Succinylcholine (“sux”) is composed of two acetylcholine molecules linked together and binds the post-synaptic neuromuscular junction (NMJ) end plate causing depolarization. Initially, this depolarizing effect stimulates muscle contraction which we can see as diffuse fasciculations. Unlike acetylcholine which is rapidly hydrolyzed by acetylcholinesterase, sux remains in the NMJ causing continued depolarization and profound muscular relaxation as calcium is slowly moved back into the sarcoplasmic reticulum. This phase 1 block explains why we see fasciculations (contractions) followed by relaxation.

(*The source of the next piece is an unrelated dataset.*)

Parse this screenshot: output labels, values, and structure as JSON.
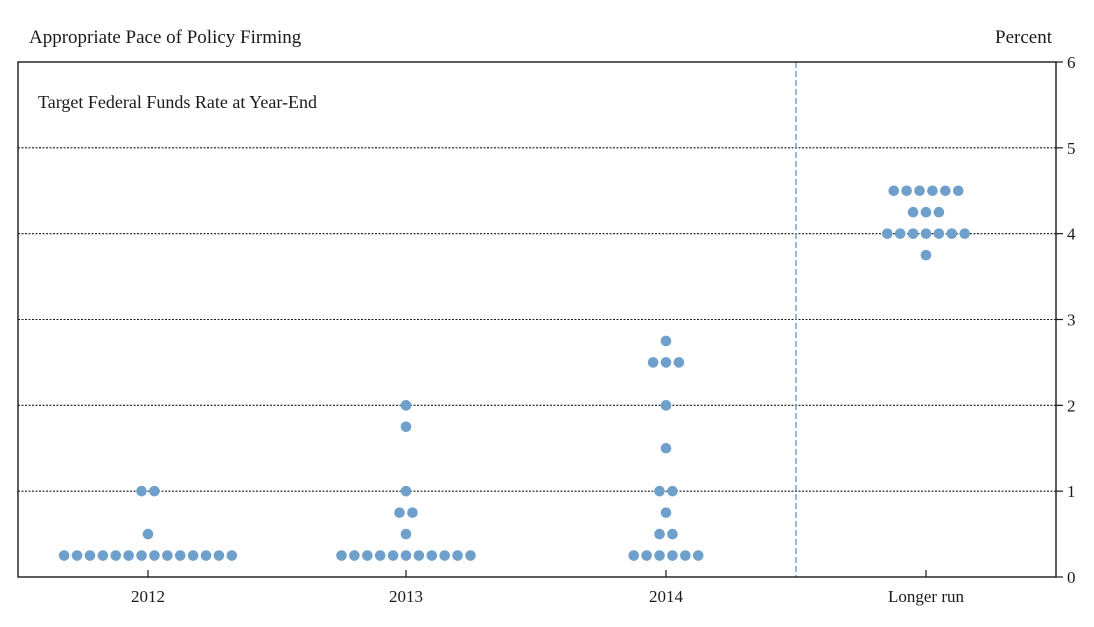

With higher doses of sux (typically > 4 mg/kg), continuous binding to the acetylcholine receptors causes an ongoing influx of sodium and efflux of potassium. The sodium-potassium ATPase’s activity is upregulated bringing ion concentrations back towards their resting states. The receptor no longer responds appropriately to acetylcholine, and the NMJ blockade is prolonged. This phase 2 block has features similar to non-depolarizing blockers (ie, rocuronium, vecuronium) such as a fade with train-of-four peripheral nerve stimulation. If a phase 2 block develops, supportive care is often the best management until the block wears off.

Okay, enough about the details. Why is this topic important? Because healthcare providers will call anesthesia for stat intubations, and we need to look for contraindications to sux.

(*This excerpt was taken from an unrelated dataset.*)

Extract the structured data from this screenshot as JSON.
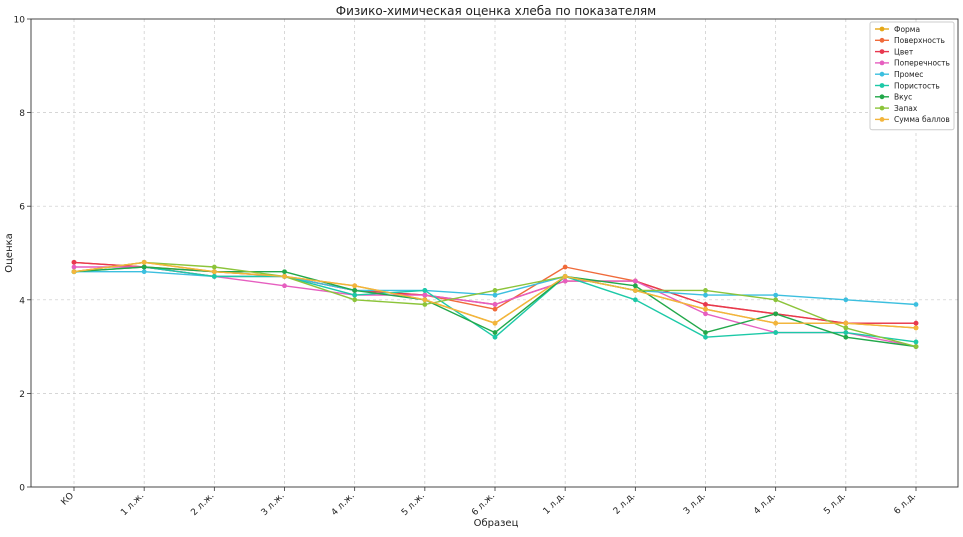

  • Known familial or prior history of malignant hyperthermia
  • Known hypersensitivity reactions
  • Skeletal muscle myopathies
  • Acute burn injury, extensive denervation injury, and upper motor neuron injury
  • Severe hyperkalemia

A standard induction dose of sux will raise one’s potassium by 0.5 mEq. This usually is insignificant… unless you’re already hyperkalemic and have evidence of end-organ involvement (EKG with peaked T waves and/or widened QRS complexes… think about ESRD patients). In fact, cardiac arrest minutes after sux administration is due to hyperkalemia until proven otherwise and should be treated accordingly with hyperventilation, bicarbonate, glucose/insulin, albuterol, etc.

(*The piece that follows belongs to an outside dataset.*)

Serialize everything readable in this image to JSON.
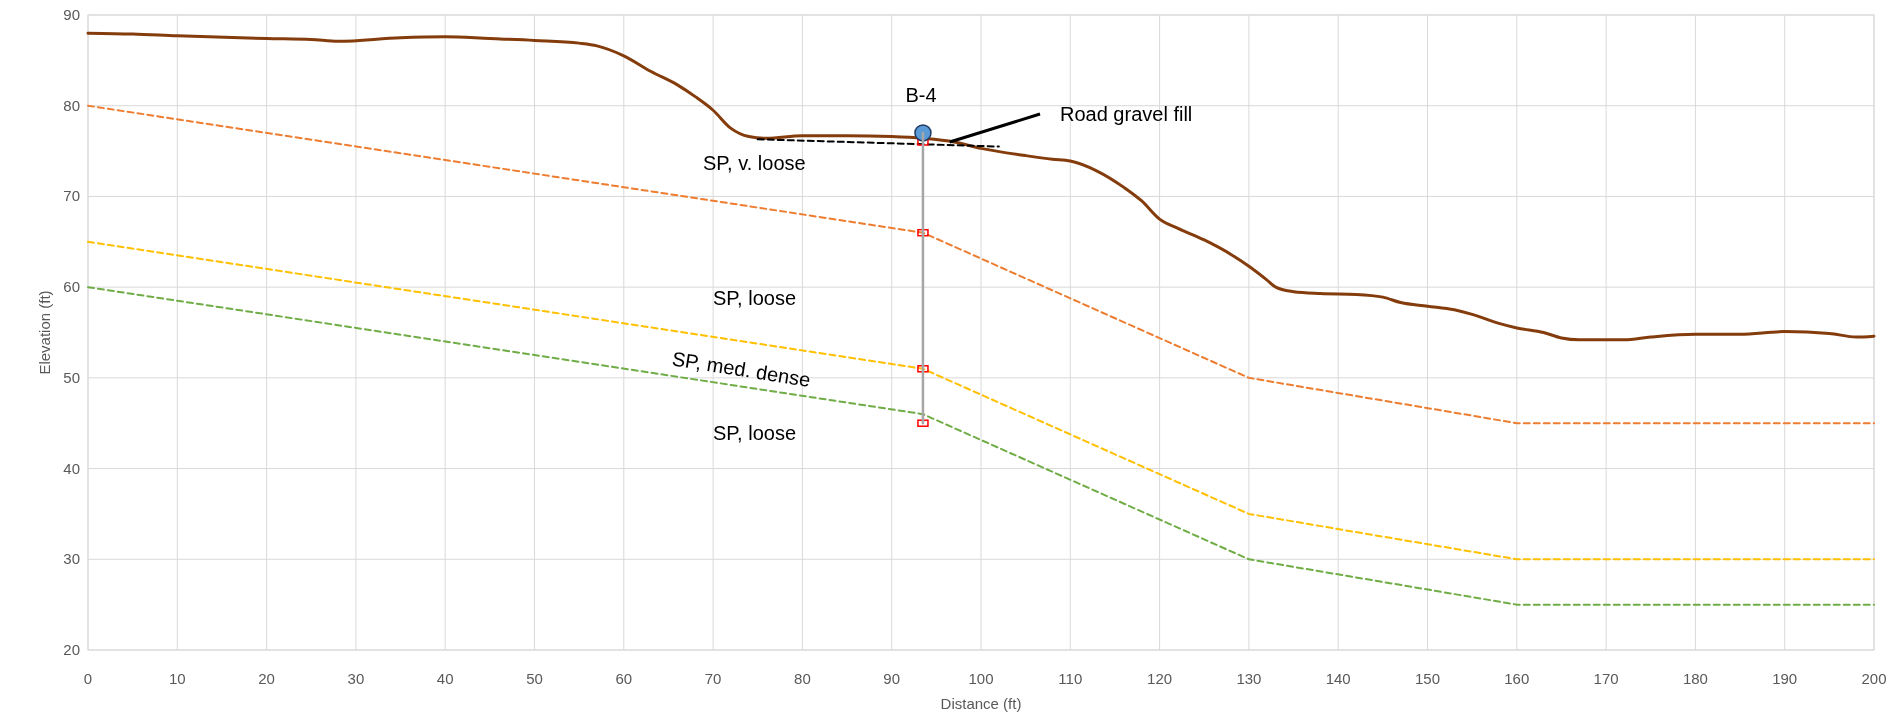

Burn and denervation injuries cause an upregulation of NMJ acetylcholine receptors, so giving these patients a dose of sux will result in the depolarization of a LOT more receptors and subsequent release of MORE potassium. Not a good idea.

Regardless of your speciality, it’s good to know the contraindications of succinylcholine for those rare instances in which someone needs to give it!